И как только Мег произнесла слово "засну", ей стало страшно.
Не то чтобы очень страшно, но все-таки…
Спала она хорошо и замечательно выспалась. Мама разбудила ее в четыре и подала чашку крепкого индийского чая с двумя маленькими печеньицами.
— Я сама уложу твои вещи, — твердо заявила она. Кстати, в пятницу вечером, пока Мег доедала ужин, именно мама распаковала ее дорожные сумки и разложила вещи. — Ты, по-моему, физически не способна нормально все уложить. Я тебе поражаюсь. Вся одежда помялась, как будто по ней специально ногами ходили. И вообще это же ужас: мягкие сумки, — беззлобно ворчала мама. Поворчать она любила. — Вот что. Я дам тебе чемодан, который мне оставила тетя Фил. Он очень маленький и удобный.
Мег лежала в своей старой кровати. В своей старой детской. Под уютным и теплым пуховым одеялом. Ей не хотелось вставать. Не хотелось даже шевелиться.
— Ты пей чай, пока не остыл. — Маме было все равно, по какому поводу ворчать. Когда она исчерпала тему укладки вещей в дорогу, она тут же переключилась на тему, как надо пить чай. — Да, твой папа всегда пьет чай еле теплым. Но ты, слава Богу, совсем на него не похожа. При всем моем к нему уважении, — примирительно заключила мама. Но Мег поняла, что мама ужасно без нее скучает и что ей уже надоело вечное нытье отца, которое с годами становилось все более нудным.
— А давай я приеду на следующие выходные? — спросила Мег.
Мама бросилась к ней через всю комнату и крепко обняла.

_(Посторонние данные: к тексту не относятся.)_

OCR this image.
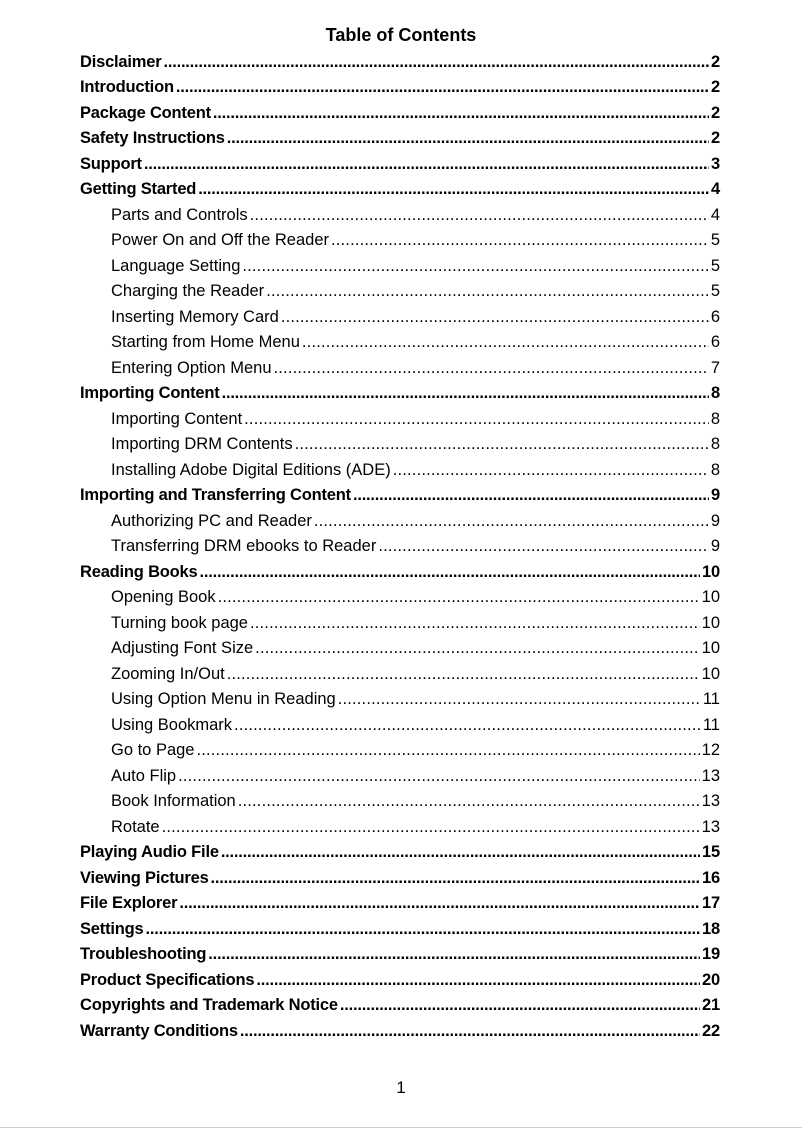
Table of Contents
Disclaimer . . .	2
Introduction . . .	2
Package Content . . .	2
Safety Instructions . . .	2
Support . . .	3
Getting Started . . .	4
Parts and Controls . . .	4
Power On and Off the Reader . . .	5
Language Setting . . .	5
Charging the Reader . . .	5
Inserting Memory Card . . .	6
Starting from Home Menu . . .	6
Entering Option Menu . . .	7
Importing Content . . .	8
Importing Content . . .	8
Importing DRM Contents . . .	8
Installing Adobe Digital Editions (ADE) . . .	8
Importing and Transferring Content . . .	9
Authorizing PC and Reader . . .	9
Transferring DRM ebooks to Reader . . .	9
Reading Books . . .	10
Opening Book . . .	10
Turning book page . . .	10
Adjusting Font Size . . .	10
Zooming In/Out . . .	10
Using Option Menu in Reading . . .	11
Using Bookmark . . .	11
Go to Page . . .	12
Auto Flip . . .	13
Book Information . . .	13
Rotate . . .	13
Playing Audio File . . .	15
Viewing Pictures . . .	16
File Explorer . . .	17
Settings . . .	18
Troubleshooting . . .	19
Product Specifications . . .	20
Copyrights and Trademark Notice . . .	21
Warranty Conditions . . .	22
1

— Я бы ужасно расстроилась, если бы ты не приехала. — Она очень старалась, чтобы это прозвучало как шутка.
Когда Мег отъехала уже достаточно далеко от дома, она снова — с тревогой и беспокойством — задумалась о том, что же все-таки произошло по пути сюда. Может быть, это был ветер. Ведь окно было открыто… Мег слегка приободрилась. Не то чтобы ее успокоила мысль о ветре. Ее успокоило то, что после всего, что случилось, она вообще способна хоть как-то мыслить. Зарядил дождь, но быстро прошел. Потом полил снова и снова прошел. На обратном пути никаких приключений не было. Мег спокойно доехала до дому, поставила машину у подъезда и поднялась к себе в квартиру. Она уже начала думать, что вообще ничего не было. Что этот ужасный звук померещился ей со сна. Дома никого не было — Саманта и Вэл куда-то ушли. Мег сварила себе яйцо, потом посмотрела по телевизору короткий документальный фильм про остров Мартинику и легла спать.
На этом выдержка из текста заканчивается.